Typically, our goals and aspirations lead us to effect changes in our lives. Without a strong why these goals and aspirations are often relegated to just another unsuccessful attempt to dream beyond our capabilities or reach for an unsuitable state for which we are not matched. Your why is the ignition within your heart that develops the passion for discovering something larger than yourself. It is not enough to want or desire something; you must have a strong why that overcomes all obstacles and creates a steadfast focus on the endgame.
Your why cannot just be for monetary gain. Money has always been a very weak stimulus. Once you identify your why all excuses are eliminated, and your goals become plausible. “When your why is strong enough, you will figure out how” (Bill Walsh). By discovering a strong why, we build a powerful, unstoppable force capable of elevating us to heights well beyond traditional logic. At this stage, we realize God blessed us with unique talents not for individual gain but for serving our fellow man.
As each has received a gift, use it to serve one another, as good stewards of God’s varied grace: 1 Peter 4:10
When I transitioned to become a financial advisor, I hoped to help people navigate the complex financial system to become comfortable in their retirement — my why. Before becoming a financial advisor, I spent four months studying and preparing for all the industry exams. I obtained my series 7 license (general securities representative exam — stockbroker), series 65 license (uniform investment adviser law exam), series 63 license (uniform securities agent state law exam), and life and health insurance licenses. I am also licensed as a real estate broker. I quickly became dismayed when I started working in my chosen profession. Not only was this new career just another sales job, but they also designed it to support the wealthy because they are usually the only clients that have money to invest. I gained some level of satisfaction as a financial advisor. However, I was not reaching enough people.
I concluded that to reach my target audience; I needed to become an educator. I started a side hustle, consulting and coaching individuals and small business owners. I also spent four years, in my spare time, learning how I could reach the masses and not just build a career void of my why. My why was screaming for a broader audience. I created a blog site dedicated to retail clients, not only the wealthy, espousing the truths about money and investing.

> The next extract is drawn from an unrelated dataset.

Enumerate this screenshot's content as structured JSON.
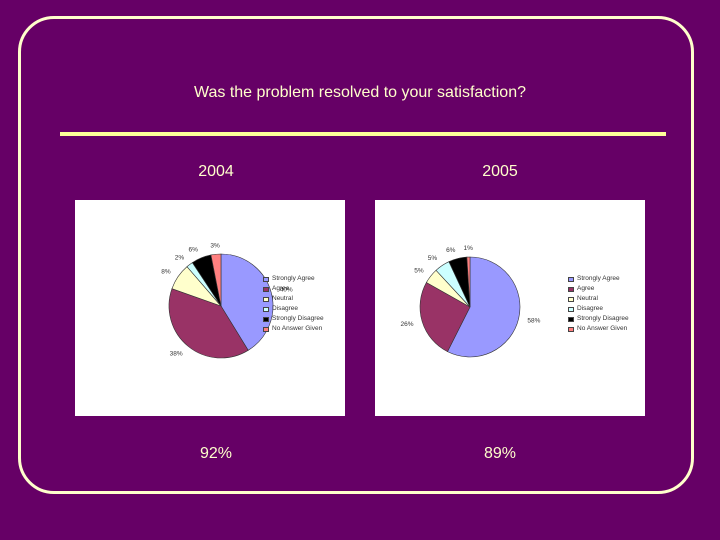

Unfortunately, my blog site came to a halt before I could publish my first article. The compliance person at my broker-dealer did not share my passion for educating retail clients on the truths about investing and exposing the propaganda disseminated by the financial service industry. My why was officially in prison. Therefore, I fired my broker-dealer and gave up my series 7 and 63 licenses. I kept my advisory series 65 license so I could still give investment advice. This move provided me more flexibility on how I ran my business without the over-regulated government compliance oversight.
My why lead me to the realization that writing was the most efficient method to spread my passion for educating the multitudes. At the time, I felt my writing skills were mediocre. I wanted to become a better writer to gain the interest of readers to follow my blog posts, articles, and published books. I could not accept mediocrity in my life. My why would accept nothing but the best. I had to obtain a higher degree, one that only 3 percent of the world’s population acquired. I needed to complete my doctorate. Completing my doctorate will ensure the professional standards of writing and research skills necessary to become a better writer. On June 12, 2020, I completed my doctoral journey.
I now work with all clients in a healthy environment doing the work God has designed especially for me. I continue to write articles that are published in my blog posts or online. I also just published my first book “Investing in a Secular World, Discovering Biblical Truths about Money”.
I look forward to meeting you and hearing your story.